Matematik öğretmeni de yazılı olarak cevap veriyordu. Öğretmenimin ismi Mustafa idi. Bir gün bana dedi ki:
– Oğlum senin de ismin Mustafa benim de. Bu böyle olmayacak, arada bir fark bulunmalı.
Bundan sonra adın Mustafa Kemal olsun.
O zamandan beri ismim gerçekten Mustafa Kemal oldu…”
Atatürk’ün yaşamında matematiğin önemi Atatürk ile ilgili en bilinen hatıratlardan biri olan bu olayla sınırlı değildir. Atatürk yazdığı geometri kitabında günümüzde de kullanılmakta olan geometri terimlerini türetmiştir. Ömer L. Örnekol’un anlattığı başka bir hatırat şöyledir:
“Atatürk, Sivas Kongresi’nin toplandığı Sivas Lisesine, lise müdürü ve matematik öğretmeni Ömer Beygo ve başyardımcısı felsefe öğretmeni Faik Dranaz ve öteki ilgililerle geldi. Burada önce, 4 Eylül 1919’da tarihî kongrenin toplandığı kongre salonunu ve özel odasını gezdi ve o günkü dekoru aynen korunan bu oda ve salonda o güne ait hatıralarını anlattı. Sonra topluluk hâlinde lisenin 9/A sınıfında programdaki hendese (geometri) dersine girdi. Bu derste bir kız öğrenciyi tahtaya kaldırdı.

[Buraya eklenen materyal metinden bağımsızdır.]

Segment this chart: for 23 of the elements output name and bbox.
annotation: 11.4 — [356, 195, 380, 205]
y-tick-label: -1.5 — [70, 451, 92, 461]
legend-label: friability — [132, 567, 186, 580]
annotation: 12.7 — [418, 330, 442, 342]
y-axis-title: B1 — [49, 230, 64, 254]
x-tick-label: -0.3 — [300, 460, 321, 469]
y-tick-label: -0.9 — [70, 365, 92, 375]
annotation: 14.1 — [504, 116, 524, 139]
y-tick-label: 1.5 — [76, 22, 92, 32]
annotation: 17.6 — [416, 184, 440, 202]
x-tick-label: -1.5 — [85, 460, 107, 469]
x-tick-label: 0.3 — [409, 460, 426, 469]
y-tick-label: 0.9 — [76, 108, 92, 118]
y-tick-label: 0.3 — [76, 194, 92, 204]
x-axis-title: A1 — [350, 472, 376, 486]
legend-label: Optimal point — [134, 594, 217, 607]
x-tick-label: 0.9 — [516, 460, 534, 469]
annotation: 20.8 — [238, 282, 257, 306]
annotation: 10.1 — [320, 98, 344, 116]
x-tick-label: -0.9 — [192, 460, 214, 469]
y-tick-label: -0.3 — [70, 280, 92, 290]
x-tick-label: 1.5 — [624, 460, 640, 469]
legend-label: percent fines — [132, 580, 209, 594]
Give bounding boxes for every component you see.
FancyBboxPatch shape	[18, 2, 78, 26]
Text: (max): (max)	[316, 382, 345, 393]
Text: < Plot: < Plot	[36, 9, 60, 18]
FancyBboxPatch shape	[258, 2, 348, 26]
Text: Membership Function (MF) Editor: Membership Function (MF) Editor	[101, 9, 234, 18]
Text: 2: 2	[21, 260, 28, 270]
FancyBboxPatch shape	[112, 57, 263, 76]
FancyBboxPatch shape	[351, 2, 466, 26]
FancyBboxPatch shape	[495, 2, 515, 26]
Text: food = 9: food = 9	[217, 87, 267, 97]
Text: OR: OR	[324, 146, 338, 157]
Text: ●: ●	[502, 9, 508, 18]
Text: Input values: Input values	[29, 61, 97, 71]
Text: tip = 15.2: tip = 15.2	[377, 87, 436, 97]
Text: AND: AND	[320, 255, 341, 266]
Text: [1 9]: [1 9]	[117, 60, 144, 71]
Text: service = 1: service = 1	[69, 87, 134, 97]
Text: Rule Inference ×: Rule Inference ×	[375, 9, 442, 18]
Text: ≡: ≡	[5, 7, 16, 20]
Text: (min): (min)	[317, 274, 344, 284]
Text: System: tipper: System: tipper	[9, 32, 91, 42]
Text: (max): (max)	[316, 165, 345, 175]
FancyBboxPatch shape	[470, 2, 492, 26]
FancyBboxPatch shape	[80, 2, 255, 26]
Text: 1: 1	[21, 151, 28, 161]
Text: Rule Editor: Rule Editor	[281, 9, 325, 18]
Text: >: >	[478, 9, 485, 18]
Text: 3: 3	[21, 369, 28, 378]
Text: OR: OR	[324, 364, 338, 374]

Öğrenci tahtada çizdiği koşut iki çizginin başka iki koşut çizginin kesişmesinden oluşan açıların Arapça adlarını söylemekte zorluk çekiyor ve yanlışlıklar yapıyordu. Bu durumdan etkilenen Atatürk “Bu anlaşılmaz Arapça terimlerle öğrencilere bilgi verilemez. Dersler, Türkçe yeni terimlerle anlatılmalıdır.” dedi ve tebeşiri eline alıp tahtada çizimlerle “zaviye”nin karşılığı olarak “açı”, “dılı” nın karşılığı olarak “kenar”, “müselles”in karşılığı olarak da “üçgen” gibi Türkçe yeni terimler kullanarak birtakım Geometri konularını ve bu arada Pythagoras (Pisagor) teoremini anlattı.”